After taking a year off since my last editing round, I’m returning to Selected – my fantasy murder mystery. So, as a way to reintroduce myself to the world and the characters, I challenged myself to spend the month writing backstory and scenelettes about them.
To keep things fun and interesting, I came up with a bunch of little games I could play with the characters. Here are some of them…
Pick two of the characters and a random word in the dictionary. Invent a scene. (This is actually something I do all the time, just because it’s a fun exercise and some of them turn out cute. Click Here for examples.)
Put together a group of two to five characters, and give them questions to ask each other. (I normally do these in MetaSpace so they can talk about being characters.)
Choose a page of the book at random and rewrite the scene making one of the following changes:
- Write from another character’s POV. The whole book is officially from my main guy’s POV, so it’s nice to get that perspective.
- Swap out one character for a different one.
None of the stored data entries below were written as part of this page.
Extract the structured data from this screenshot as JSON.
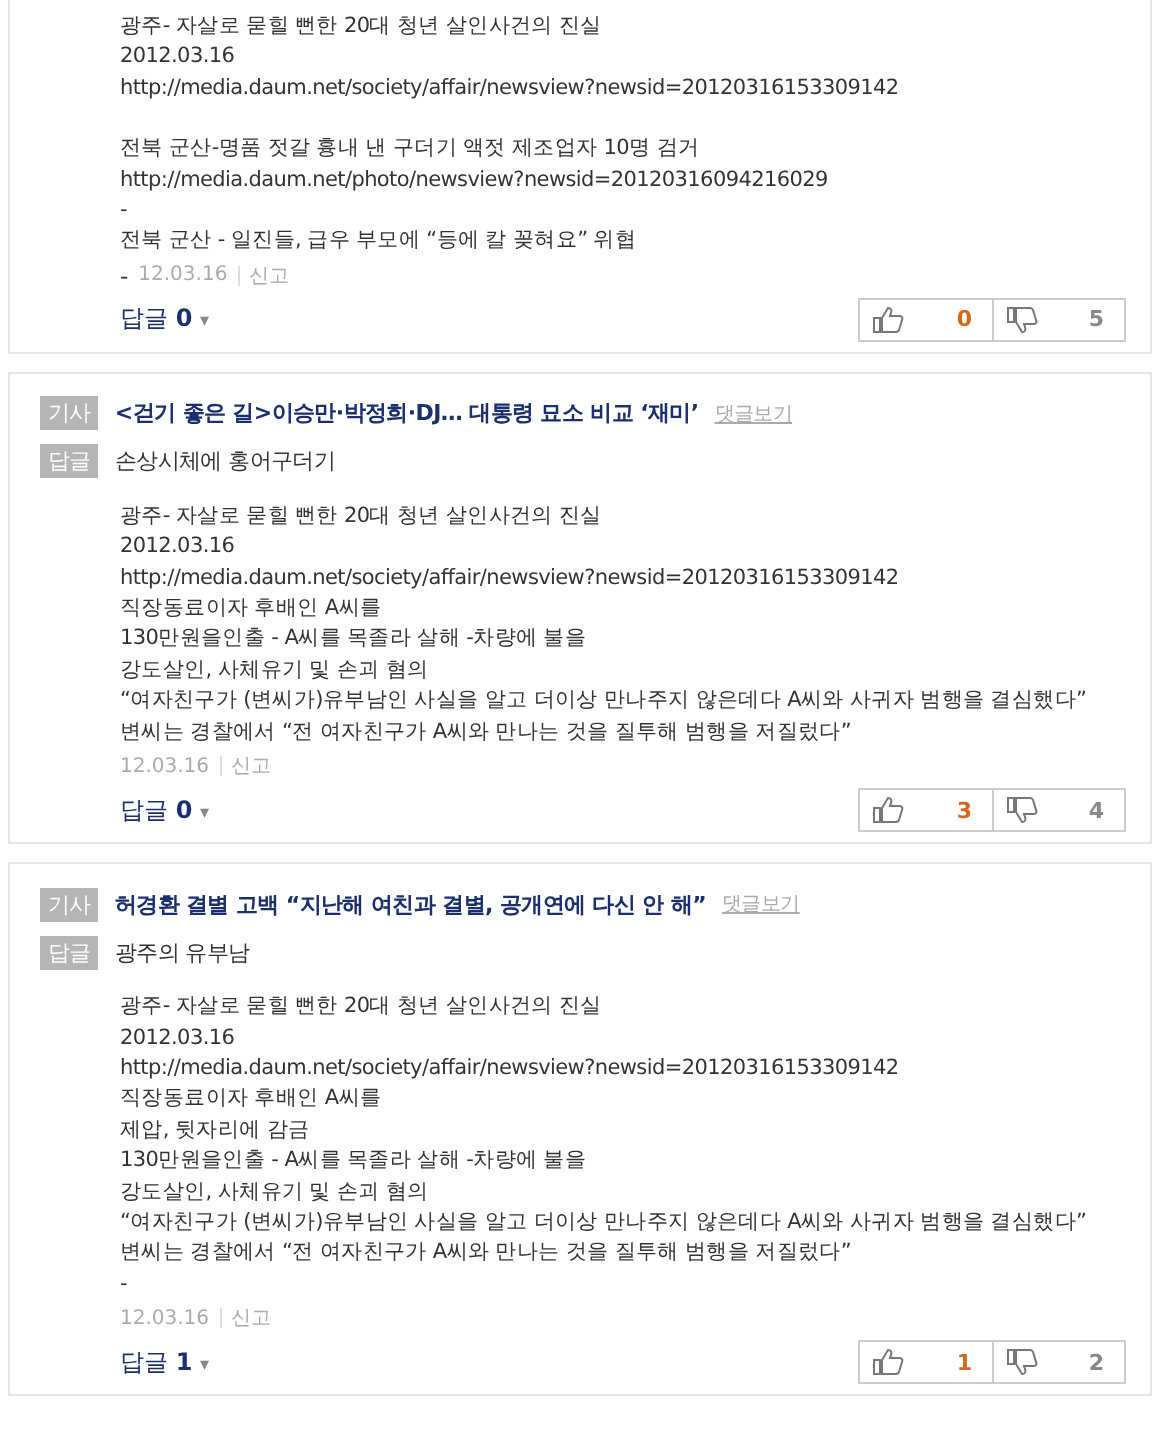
{
  "comments": [
    {
      "top_cut": true,
      "paragraphs": [
        [
          "광주- 자살로 묻힐 뻔한 20대 청년 살인사건의 진실",
          "2012.03.16",
          "http://media.daum.net/society/affair/newsview?newsid=20120316153309142"
        ],
        [
          "전북 군산-명품 젓갈 흉내 낸 구더기 액젓 제조업자 10명 검거",
          "http://media.daum.net/photo/newsview?newsid=20120316094216029",
          "-",
          "전북 군산 - 일진들, 급우 부모에 “등에 칼 꽂혀요” 위협"
        ]
      ],
      "lead": "-",
      "date": "12.03.16",
      "report": "신고",
      "replies_label": "답글",
      "replies_count": "0",
      "caret": "▾",
      "likes": "0",
      "dislikes": "5"
    },
    {
      "top_cut": false,
      "article": {
        "tag": "기사",
        "title": "<걷기 좋은 길>이승만·박정희·DJ… 대통령 묘소 비교 ‘재미’",
        "link": "댓글보기"
      },
      "reply": {
        "tag": "답글",
        "title": "손상시체에 홍어구더기"
      },
      "paragraphs": [
        [
          "광주- 자살로 묻힐 뻔한 20대 청년 살인사건의 진실",
          "2012.03.16",
          "http://media.daum.net/society/affair/newsview?newsid=20120316153309142",
          "직장동료이자 후배인 A씨를",
          "130만원을인출 - A씨를 목졸라 살해 -차량에 불을",
          "강도살인, 사체유기 및 손괴 혐의",
          "“여자친구가 (변씨가)유부남인 사실을 알고 더이상 만나주지 않은데다 A씨와 사귀자 범행을 결심했다”",
          "변씨는 경찰에서 “전 여자친구가 A씨와 만나는 것을 질투해 범행을 저질렀다”"
        ]
      ],
      "date": "12.03.16",
      "report": "신고",
      "replies_label": "답글",
      "replies_count": "0",
      "caret": "▾",
      "likes": "3",
      "dislikes": "4"
    },
    {
      "top_cut": false,
      "article": {
        "tag": "기사",
        "title": "허경환 결별 고백 “지난해 여친과 결별, 공개연에 다신 안 해”",
        "link": "댓글보기"
      },
      "reply": {
        "tag": "답글",
        "title": "광주의 유부남"
      },
      "paragraphs": [
        [
          "광주- 자살로 묻힐 뻔한 20대 청년 살인사건의 진실",
          "2012.03.16",
          "http://media.daum.net/society/affair/newsview?newsid=20120316153309142",
          "직장동료이자 후배인 A씨를",
          "제압, 뒷자리에 감금",
          "130만원을인출 - A씨를 목졸라 살해 -차량에 불을",
          "강도살인, 사체유기 및 손괴 혐의",
          "“여자친구가 (변씨가)유부남인 사실을 알고 더이상 만나주지 않은데다 A씨와 사귀자 범행을 결심했다”",
          "변씨는 경찰에서 “전 여자친구가 A씨와 만나는 것을 질투해 범행을 저질렀다”",
          "-"
        ]
      ],
      "date": "12.03.16",
      "report": "신고",
      "replies_label": "답글",
      "replies_count": "1",
      "caret": "▾",
      "likes": "1",
      "dislikes": "2"
    }
  ]
}
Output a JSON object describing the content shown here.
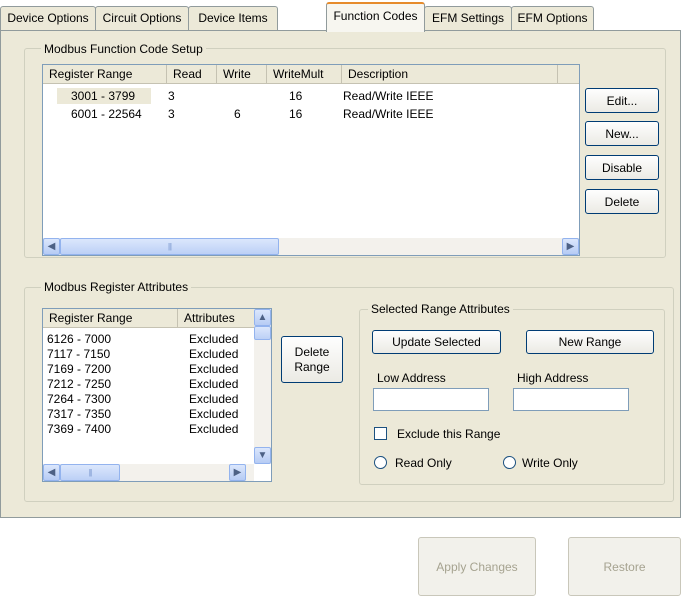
{
  "tabs": [
    "Device Options",
    "Circuit Options",
    "Device Items",
    "Function Codes",
    "EFM Settings",
    "EFM Options"
  ],
  "function_code_group": {
    "title": "Modbus Function Code Setup",
    "columns": [
      "Register Range",
      "Read",
      "Write",
      "WriteMult",
      "Description"
    ],
    "rows": [
      {
        "range": "3001 - 3799",
        "read": "3",
        "write": "",
        "writemult": "16",
        "description": "Read/Write IEEE"
      },
      {
        "range": "6001 - 22564",
        "read": "3",
        "write": "6",
        "writemult": "16",
        "description": "Read/Write IEEE"
      }
    ],
    "buttons": {
      "edit": "Edit...",
      "new": "New...",
      "disable": "Disable",
      "delete": "Delete"
    }
  },
  "register_attributes_group": {
    "title": "Modbus Register Attributes",
    "columns": [
      "Register Range",
      "Attributes"
    ],
    "rows": [
      {
        "range": "6126 - 7000",
        "attr": "Excluded"
      },
      {
        "range": "7117 - 7150",
        "attr": "Excluded"
      },
      {
        "range": "7169 - 7200",
        "attr": "Excluded"
      },
      {
        "range": "7212 - 7250",
        "attr": "Excluded"
      },
      {
        "range": "7264 - 7300",
        "attr": "Excluded"
      },
      {
        "range": "7317 - 7350",
        "attr": "Excluded"
      },
      {
        "range": "7369 - 7400",
        "attr": "Excluded"
      }
    ],
    "delete_range_line1": "Delete",
    "delete_range_line2": "Range"
  },
  "selected_range_group": {
    "title": "Selected Range Attributes",
    "update_selected": "Update Selected",
    "new_range": "New Range",
    "low_address_label": "Low Address",
    "high_address_label": "High Address",
    "low_address_value": "",
    "high_address_value": "",
    "exclude_label": "Exclude this Range",
    "read_only_label": "Read Only",
    "write_only_label": "Write Only"
  },
  "footer": {
    "apply": "Apply Changes",
    "restore": "Restore"
  }
}
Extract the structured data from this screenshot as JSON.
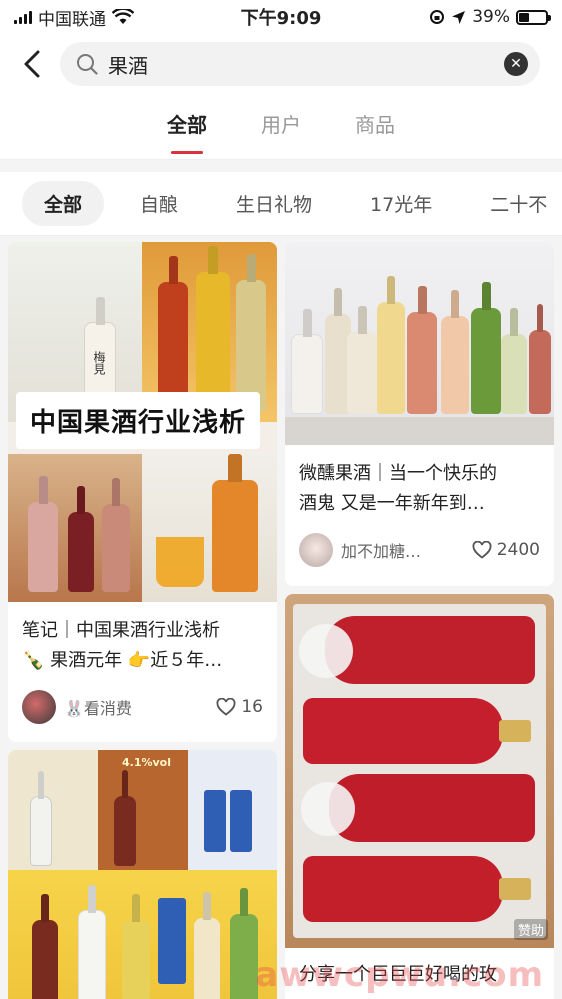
{
  "status_bar": {
    "carrier": "中国联通",
    "time": "下午9:09",
    "battery": "39%",
    "battery_level": 0.39
  },
  "search": {
    "query": "果酒"
  },
  "tabs": [
    {
      "label": "全部"
    },
    {
      "label": "用户"
    },
    {
      "label": "商品"
    }
  ],
  "chips": [
    {
      "label": "全部"
    },
    {
      "label": "自酿"
    },
    {
      "label": "生日礼物"
    },
    {
      "label": "17光年"
    },
    {
      "label": "二十不"
    }
  ],
  "cards": [
    {
      "overlay": "中国果酒行业浅析",
      "title_line1": "笔记｜中国果酒行业浅析",
      "title_line2": "🍾 果酒元年 👉近５年…",
      "author": "🐰看消费",
      "likes": "16",
      "bottle_label": "梅見"
    },
    {
      "title_line1": "微醺果酒｜当一个快乐的",
      "title_line2": "酒鬼 又是一年新年到…",
      "author": "加不加糖…",
      "likes": "2400"
    },
    {
      "sponsor": "赞助",
      "title_line1": "分享一个巨巨巨好喝的玫"
    },
    {
      "badge": "4.1%vol"
    }
  ],
  "watermark": "awwcpwu.com",
  "colors": {
    "accent": "#d8323a"
  }
}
Challenging, and normally they ended in total disaster, but occasionally I could still make the scene work.
- Change so one character has the exact opposite view from the real scene. This one feels weird. And that’s the point. If I can do a full 180 on a character’s opinion and it doesn’t feel wrong, then that’s a signal that I need to do more work on the character.
- Change something in the environment – location, weather, time of day, etc. This is less about the characters and more about me training myself to pay attention to the influence of setting.
- Assign characters to various classifications – Hogwarts Houses, Divergent factions, D&D alignments, etc. It doesn’t get me a lot of words, but it’s great fun.
Write scenes from events before the book started. This was where the bulk of my words came from.
Fill out character surveys. Again, this is something I’ve been doing for a while. Click Here for examples.
Write what other characters were doing ‘off screen’ during the scenes in the book.
Overall, I ended the month exhausted and with VERY sore wrists, but I also really felt like I’d learned a lot about the characters. I’ve only been editing for a few days (technically I started before Camp Nano ended, because I just couldn’t wait any longer) but I’m noticing that it’s a lot easier to pick out the sections where characterization is weak or conflicting.
And honestly, even if I didn’t reap any practical benefits from the month, I’d still say it was worthwhile. I’ve been doing serious stuff for a long time, so taking a month to just frolic around in the playground of my imagination was glorious.